Army's rocky road to RAH-66 replacement

US Army efforts to put funding, freed by its cancellation of the Boeing Sikorsky RAH-66 Comanche, to good use by purchasing off-the-shelf scout and utility helicopters have not gone entirely smoothly.

Development and initial production costs of the Bell ARH-70A Arapaho have risen more than 50% as design changes have forced the armed reconnaissance helicopter further from its modest origins as a derivative of Bell's commercial Model 407.

In March, the US Army ordered Bell to stop work on the programme, citing cost and schedule overruns. In May, the service accepted a recovery plan submitted by the manufacturer. Details of the restructured programme are still being negotiated.

Under the plan, the US Army will provide additional funding to extend development, delaying first production deliveries a year to 2009, and ARH-70 final assembly will be relocated from Mirabel, Canada to Fort Worth, Texas to reduce cost and risk.

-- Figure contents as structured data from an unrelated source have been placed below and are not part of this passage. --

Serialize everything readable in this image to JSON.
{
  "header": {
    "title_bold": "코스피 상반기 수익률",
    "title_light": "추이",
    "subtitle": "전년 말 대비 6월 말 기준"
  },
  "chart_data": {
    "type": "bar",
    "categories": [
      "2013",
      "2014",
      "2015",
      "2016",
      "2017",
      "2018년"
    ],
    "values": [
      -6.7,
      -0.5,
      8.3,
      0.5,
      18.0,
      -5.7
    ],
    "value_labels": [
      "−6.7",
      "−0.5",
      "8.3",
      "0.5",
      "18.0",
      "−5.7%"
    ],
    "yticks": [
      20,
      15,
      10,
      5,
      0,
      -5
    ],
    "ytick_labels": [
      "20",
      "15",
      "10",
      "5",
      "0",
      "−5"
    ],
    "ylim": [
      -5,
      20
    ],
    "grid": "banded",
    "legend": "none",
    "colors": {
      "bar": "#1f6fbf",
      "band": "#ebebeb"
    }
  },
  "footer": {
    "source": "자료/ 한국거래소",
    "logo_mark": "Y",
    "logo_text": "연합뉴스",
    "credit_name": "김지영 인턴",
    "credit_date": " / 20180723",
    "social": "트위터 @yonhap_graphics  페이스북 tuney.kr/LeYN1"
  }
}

Final details will depend on how much ARH funding a sceptical US Congress leaves intact in the 2008 defence budget. Procurement has been cut from 37 to 16 aircraft by the Senate, but the House of Representatives has eliminated all procurement funding.

While it waits for the fate of ARH funding to be decided by a joint House/Senate budget conference, Bell continues flight testing of three development ARH-70s and a company-owned test aircraft, which together have accumulated more than 800h.

Development aircraft are now powered by the uprated, 1,000shp (745kW) Honeywell HTS900-2 turboshaft planned for production helicopters and Bell says FLIR Systems has delivered two BriteStar II targeting sensors fully meeting the ARH requirements.

Integration of the gimballed sensor with the helicopter's Rockwell Collins CAAS common cockpit was a major source of the delays, and the availability of two fully compliant sensors was a prerequisite for entry into limited user testing by the army, now expected to begin before the end of the year using two of the development ARH-70s.

Although there remains a risk that Congress could force the cancellation or re-competition of the ARH programme, Bell has begun production work using its own funds to keep to the new schedule.

Originally, ARH-70s were to be manufactured at Bell's commercial helicopter plant near Montreal then flown to Fort Worth for missionisation. Under the restructured programme, airframes will be trucked to Fort Worth for final assembly.

The US Army says it needs the ARH because it must replace its ageing fleet of Bell OH-58D Kiowa Warriors, which are being flown up to 10 times the planned number of hours. It has increased the planned procurement to 512 aircraft, including ARH-70s for the Army National Guard.